Is the code part of Berkeley Yacc? Here they say that "BITS_PER_WORD is the number of bits in a C unsigned". The size of unsigned on aarch64 is 32 bits, so the definitions remain valid. Moreover, armv8 defines the "Word" datatype as an integer of size 32 bits, which coincides with the definition of the word as utilized by the program.
The term WORD in the snippet does not seem to mean the actual machine word, which is indeed 64 bits in size for aarch64.
As long as the parameters passed to these macros are unsigned integers or arrays of unsigned integers, the program should behave properly. For instance, the function set_EFF in here calls SETBIT on an array of unsigned; the function should behave as expected on aarch64 without any changes.
Edit: The comments inside defs.h do seem to say that these definitions are 'machine-dependent'. Even if we assume that the term WORD implies the machine word, no changes are necessary for aarch64. The C unsigned type is at least 16 bits; the code might have, at one point in time, tried to optimize itself by creating arrays of machine-word-sized integers, where the machines had either 16-bit machine-word, or 32-bit machine word, and where the size of unsigned differed respectively. Although the machine word on aarch64 is 64-bit in size, the unsigned 'abstraction' is still 32-bit, and aarch64 does allow accessing the lower 32-bit portion of its 64-bit registers by accessing w###.
Edit2: The code base within FreeBSD source is likely to have fixes that may help run the program on 64-bit architectures.
Hi @a.surati,The snippet is a component of a larger postprocessing tool (NCL) but it seems to be somewhat replicating BYACC. The memory leak seems to be coming from what they named as nyacc (github.com/.../nyacc), which probably stands for NCL Yacc. If these definitions are not the root of the issue, I wonder if some function is not passing (arrays of) unsigned integers as you mention. Thanks.
The latest byacc is available here. The latest change at this time is from Aug 2021, where the author acknowledges a fix for some memory leaks in its CHANGES file.
Some of these leaks may not be a problem. If the allocation is supposed to be done only once during the lifetime of the nyacc program, and there's no memory pressure, then freeing the memory isn't necessary - all memory utilized by the program gets freed anyways when it exits.

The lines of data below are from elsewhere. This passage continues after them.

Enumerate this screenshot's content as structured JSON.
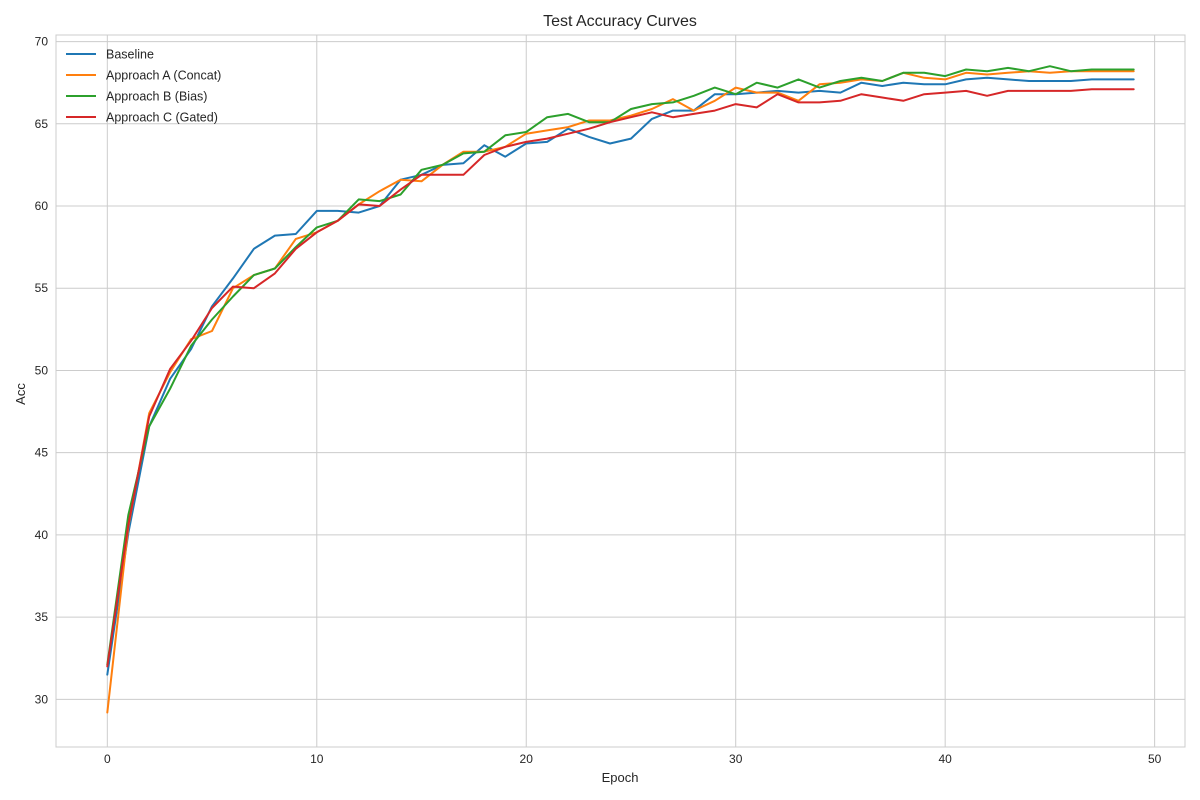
{
  "chart_data": {
    "type": "line",
    "title": "Test Accuracy Curves",
    "xlabel": "Epoch",
    "ylabel": "Acc",
    "xlim": [
      -2.45,
      51.45
    ],
    "ylim": [
      27.1,
      70.4
    ],
    "xticks": [
      0,
      10,
      20,
      30,
      40,
      50
    ],
    "yticks": [
      30,
      35,
      40,
      45,
      50,
      55,
      60,
      65,
      70
    ],
    "grid": true,
    "legend_position": "top-left",
    "x": [
      0,
      1,
      2,
      3,
      4,
      5,
      6,
      7,
      8,
      9,
      10,
      11,
      12,
      13,
      14,
      15,
      16,
      17,
      18,
      19,
      20,
      21,
      22,
      23,
      24,
      25,
      26,
      27,
      28,
      29,
      30,
      31,
      32,
      33,
      34,
      35,
      36,
      37,
      38,
      39,
      40,
      41,
      42,
      43,
      44,
      45,
      46,
      47,
      48,
      49
    ],
    "series": [
      {
        "name": "Baseline",
        "color": "#1f77b4",
        "values": [
          31.5,
          40.1,
          46.6,
          49.5,
          51.3,
          53.9,
          55.6,
          57.4,
          58.2,
          58.3,
          59.7,
          59.7,
          59.6,
          60.0,
          61.6,
          61.9,
          62.5,
          62.6,
          63.7,
          63.0,
          63.8,
          63.9,
          64.7,
          64.2,
          63.8,
          64.1,
          65.3,
          65.8,
          65.8,
          66.8,
          66.8,
          66.9,
          67.0,
          66.9,
          67.0,
          66.9,
          67.5,
          67.3,
          67.5,
          67.4,
          67.4,
          67.7,
          67.8,
          67.7,
          67.6,
          67.6,
          67.6,
          67.7,
          67.7,
          67.7
        ]
      },
      {
        "name": "Approach A (Concat)",
        "color": "#ff7f0e",
        "values": [
          29.2,
          40.5,
          47.4,
          49.9,
          51.9,
          52.4,
          55.0,
          55.8,
          56.2,
          58.0,
          58.4,
          59.1,
          60.1,
          60.9,
          61.6,
          61.5,
          62.5,
          63.3,
          63.3,
          63.6,
          64.4,
          64.6,
          64.8,
          65.2,
          65.2,
          65.5,
          65.9,
          66.5,
          65.8,
          66.4,
          67.2,
          66.9,
          66.9,
          66.4,
          67.4,
          67.5,
          67.7,
          67.6,
          68.1,
          67.8,
          67.7,
          68.1,
          68.0,
          68.1,
          68.2,
          68.1,
          68.2,
          68.2,
          68.2,
          68.2
        ]
      },
      {
        "name": "Approach B (Bias)",
        "color": "#2ca02c",
        "values": [
          32.1,
          41.2,
          46.6,
          48.9,
          51.5,
          53.1,
          54.5,
          55.8,
          56.2,
          57.5,
          58.7,
          59.1,
          60.4,
          60.3,
          60.7,
          62.2,
          62.5,
          63.2,
          63.3,
          64.3,
          64.5,
          65.4,
          65.6,
          65.1,
          65.1,
          65.9,
          66.2,
          66.3,
          66.7,
          67.2,
          66.8,
          67.5,
          67.2,
          67.7,
          67.2,
          67.6,
          67.8,
          67.6,
          68.1,
          68.1,
          67.9,
          68.3,
          68.2,
          68.4,
          68.2,
          68.5,
          68.2,
          68.3,
          68.3,
          68.3
        ]
      },
      {
        "name": "Approach C (Gated)",
        "color": "#d62728",
        "values": [
          32.0,
          40.6,
          47.2,
          50.1,
          51.8,
          53.8,
          55.1,
          55.0,
          55.9,
          57.4,
          58.4,
          59.1,
          60.1,
          60.0,
          61.0,
          61.9,
          61.9,
          61.9,
          63.1,
          63.6,
          63.9,
          64.1,
          64.4,
          64.7,
          65.1,
          65.4,
          65.7,
          65.4,
          65.6,
          65.8,
          66.2,
          66.0,
          66.8,
          66.3,
          66.3,
          66.4,
          66.8,
          66.6,
          66.4,
          66.8,
          66.9,
          67.0,
          66.7,
          67.0,
          67.0,
          67.0,
          67.0,
          67.1,
          67.1,
          67.1
        ]
      }
    ]
  }
}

If one wants to change the macros, then the type of the corresponding arrays must also be changed from 'unsigned' to 'unsigned long'.
The modified macros are:
#define BITS_PER_WORD 64
#define BIT(r, n) ((((r)[(n)>>6])>>((n)&63))&1)
#define SETBIT(r, n) ((r)[(n)>>6]|=((unsigned long)1<<((n)&63)))
Is it possible for NCL to just replace the nyacc with the latest available byacc? The nyacc package is indeed byacc, although an ancient one, as confirmed by the NO_WARRANTY license file included with nyacc.
Hi @a.surati. Unfortunately the developers haven't updated their Yacc over the years and, once you start pulling the thread, there are lots of things that could be modified or simply replaced. My guess is that substituting nyacc with the latest version of byacc would break not one but several things. Thanks.